ワークマンは、プライベートブランド(PB)の2023年春夏商品の価格見直しを検討する。急速な円安をはじめ、原材料費の高騰、海上輸送費の高止まりなど、現状の価格設定が難しくなったことを受けて対策を講じる。具体的な値上げ幅や対象商品は未定だが、低価格の維持を掲げてきたワークマンも曲がり角を迎えている。
9日に行われた同社の2022年4〜6月期決算説明会(オンライン)で小濱英之社長が明らかにした。
食品メーカーや一部アパレルによる値上げが次々発表される中、ワークマンは2月に「価格据え置き宣言」を行い、売上高の約6割を占めるPB商品については当面値上げを行わないとアナウンスしていた。「ワークマンプラス」や「#ワークマン女子」といった新業態のブームによって獲得した新規顧客が離れるのを防ぐため、コスト高の分を飲み込む「やせがまん」(土屋哲雄専務)を決めた。そのため23年3月期は引き続き増収を見込むものの、営業利益は久々の減益の予想を立てていた。
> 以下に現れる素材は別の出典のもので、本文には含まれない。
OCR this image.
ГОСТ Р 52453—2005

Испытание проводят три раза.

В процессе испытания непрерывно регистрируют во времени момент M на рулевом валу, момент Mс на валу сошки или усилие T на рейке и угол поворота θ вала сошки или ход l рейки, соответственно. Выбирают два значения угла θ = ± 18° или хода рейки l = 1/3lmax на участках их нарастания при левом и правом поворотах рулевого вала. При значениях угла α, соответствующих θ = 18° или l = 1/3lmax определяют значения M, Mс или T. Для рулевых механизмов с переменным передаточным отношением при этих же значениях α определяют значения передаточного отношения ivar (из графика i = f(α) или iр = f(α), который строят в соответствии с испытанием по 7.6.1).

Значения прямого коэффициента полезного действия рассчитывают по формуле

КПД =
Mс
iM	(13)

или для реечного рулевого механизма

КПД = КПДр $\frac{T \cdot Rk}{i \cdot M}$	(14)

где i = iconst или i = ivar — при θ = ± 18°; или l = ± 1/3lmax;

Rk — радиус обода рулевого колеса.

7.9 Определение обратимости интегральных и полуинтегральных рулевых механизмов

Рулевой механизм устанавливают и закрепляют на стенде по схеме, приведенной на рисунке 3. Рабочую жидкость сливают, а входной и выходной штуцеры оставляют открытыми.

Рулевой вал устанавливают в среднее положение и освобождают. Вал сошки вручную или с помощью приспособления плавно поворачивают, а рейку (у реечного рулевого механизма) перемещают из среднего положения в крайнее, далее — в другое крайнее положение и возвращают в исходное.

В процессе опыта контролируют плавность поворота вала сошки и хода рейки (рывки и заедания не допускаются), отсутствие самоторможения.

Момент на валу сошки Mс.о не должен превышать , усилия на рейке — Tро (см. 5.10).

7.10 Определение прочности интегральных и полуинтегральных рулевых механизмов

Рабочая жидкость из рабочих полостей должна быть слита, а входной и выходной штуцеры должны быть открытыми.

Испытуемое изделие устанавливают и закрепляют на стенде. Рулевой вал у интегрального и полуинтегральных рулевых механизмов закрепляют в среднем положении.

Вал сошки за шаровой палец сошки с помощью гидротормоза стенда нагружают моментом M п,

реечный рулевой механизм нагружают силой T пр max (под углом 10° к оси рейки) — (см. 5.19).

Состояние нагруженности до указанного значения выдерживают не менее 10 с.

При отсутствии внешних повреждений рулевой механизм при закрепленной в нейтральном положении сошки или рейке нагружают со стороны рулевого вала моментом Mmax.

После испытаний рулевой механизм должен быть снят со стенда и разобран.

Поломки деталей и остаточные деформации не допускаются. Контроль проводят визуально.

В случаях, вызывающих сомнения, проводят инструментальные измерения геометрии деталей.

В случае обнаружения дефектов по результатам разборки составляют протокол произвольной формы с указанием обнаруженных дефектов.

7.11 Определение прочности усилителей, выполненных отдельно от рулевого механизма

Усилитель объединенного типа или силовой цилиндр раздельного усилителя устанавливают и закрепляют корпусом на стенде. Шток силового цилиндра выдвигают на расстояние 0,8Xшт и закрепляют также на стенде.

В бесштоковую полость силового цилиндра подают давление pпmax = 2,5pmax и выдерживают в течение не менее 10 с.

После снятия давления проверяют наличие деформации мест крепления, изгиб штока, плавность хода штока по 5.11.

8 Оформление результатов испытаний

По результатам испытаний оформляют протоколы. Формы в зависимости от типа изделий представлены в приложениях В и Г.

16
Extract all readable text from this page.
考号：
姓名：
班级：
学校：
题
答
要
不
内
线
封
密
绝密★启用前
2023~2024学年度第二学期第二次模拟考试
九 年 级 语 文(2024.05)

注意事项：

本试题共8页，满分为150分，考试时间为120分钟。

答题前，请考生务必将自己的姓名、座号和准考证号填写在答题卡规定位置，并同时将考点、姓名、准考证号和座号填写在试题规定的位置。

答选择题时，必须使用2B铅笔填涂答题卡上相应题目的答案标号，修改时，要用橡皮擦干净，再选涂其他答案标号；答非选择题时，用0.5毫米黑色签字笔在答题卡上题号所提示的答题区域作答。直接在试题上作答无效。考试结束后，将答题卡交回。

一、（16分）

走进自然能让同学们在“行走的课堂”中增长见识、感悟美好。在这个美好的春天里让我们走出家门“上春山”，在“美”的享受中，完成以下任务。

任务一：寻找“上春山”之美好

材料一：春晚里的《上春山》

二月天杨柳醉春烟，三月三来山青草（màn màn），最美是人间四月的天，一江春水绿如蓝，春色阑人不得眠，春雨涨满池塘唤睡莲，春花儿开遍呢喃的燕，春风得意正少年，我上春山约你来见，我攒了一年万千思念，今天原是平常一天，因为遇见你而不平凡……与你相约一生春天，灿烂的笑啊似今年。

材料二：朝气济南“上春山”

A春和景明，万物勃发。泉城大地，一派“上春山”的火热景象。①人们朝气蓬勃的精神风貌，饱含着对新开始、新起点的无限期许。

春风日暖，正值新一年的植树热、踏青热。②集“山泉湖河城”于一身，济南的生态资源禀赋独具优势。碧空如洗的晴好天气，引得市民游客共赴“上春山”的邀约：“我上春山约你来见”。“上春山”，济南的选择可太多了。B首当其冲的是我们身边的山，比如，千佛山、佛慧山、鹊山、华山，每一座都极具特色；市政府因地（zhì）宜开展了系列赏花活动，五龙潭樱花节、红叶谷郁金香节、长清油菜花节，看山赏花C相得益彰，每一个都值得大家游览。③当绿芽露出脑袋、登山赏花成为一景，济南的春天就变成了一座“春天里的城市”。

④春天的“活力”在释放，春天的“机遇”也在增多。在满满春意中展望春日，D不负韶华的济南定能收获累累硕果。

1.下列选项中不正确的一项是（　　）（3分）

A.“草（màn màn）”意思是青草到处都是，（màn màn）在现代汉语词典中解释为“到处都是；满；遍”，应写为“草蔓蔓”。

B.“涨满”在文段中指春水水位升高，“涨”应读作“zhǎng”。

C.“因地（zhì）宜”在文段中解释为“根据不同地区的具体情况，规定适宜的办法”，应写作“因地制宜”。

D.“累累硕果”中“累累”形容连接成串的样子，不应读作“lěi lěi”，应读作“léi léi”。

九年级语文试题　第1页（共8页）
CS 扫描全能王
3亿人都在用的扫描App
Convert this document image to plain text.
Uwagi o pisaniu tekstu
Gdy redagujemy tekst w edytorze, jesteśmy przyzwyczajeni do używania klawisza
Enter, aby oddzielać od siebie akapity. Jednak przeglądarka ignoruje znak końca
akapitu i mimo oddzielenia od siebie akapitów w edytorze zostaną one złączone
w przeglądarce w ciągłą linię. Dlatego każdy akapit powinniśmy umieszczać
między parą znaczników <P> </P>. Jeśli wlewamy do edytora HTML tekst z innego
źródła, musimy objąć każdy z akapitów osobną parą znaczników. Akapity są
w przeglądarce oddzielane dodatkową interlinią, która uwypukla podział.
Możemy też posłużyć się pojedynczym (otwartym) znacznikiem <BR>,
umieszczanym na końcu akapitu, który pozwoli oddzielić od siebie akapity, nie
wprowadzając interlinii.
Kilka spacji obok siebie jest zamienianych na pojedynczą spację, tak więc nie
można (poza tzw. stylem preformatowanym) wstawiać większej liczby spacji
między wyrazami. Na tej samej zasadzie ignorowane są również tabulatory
ただ、その際も極端な円安や原材料費の高騰が進行した場合は、値上げに踏み切らざるをえないとの見通しを述べていた。
今回、2月に比べて円安が加速したことを受け、方針を見直す。商品調達がほぼ終わっている22-23年秋冬物は価格を維持するが、23年春夏物は価格の見直しを検討する。定番の継続品が多い同社では一部商品の改廃も行う。アイテムの集約に加えて、アパレルやキャンプ用品などで共通素材を増やすなどしてコスト削減にも務める。
小濱社長は「柱となる商品は極力価格を維持する。一方で、機能性を高めた上で価格を変更するなど、お客さまの支持が得られる方法を探りたい」と話す。その上で「来期(24年3月期)は増収増益をしっかり確保する」考えだ。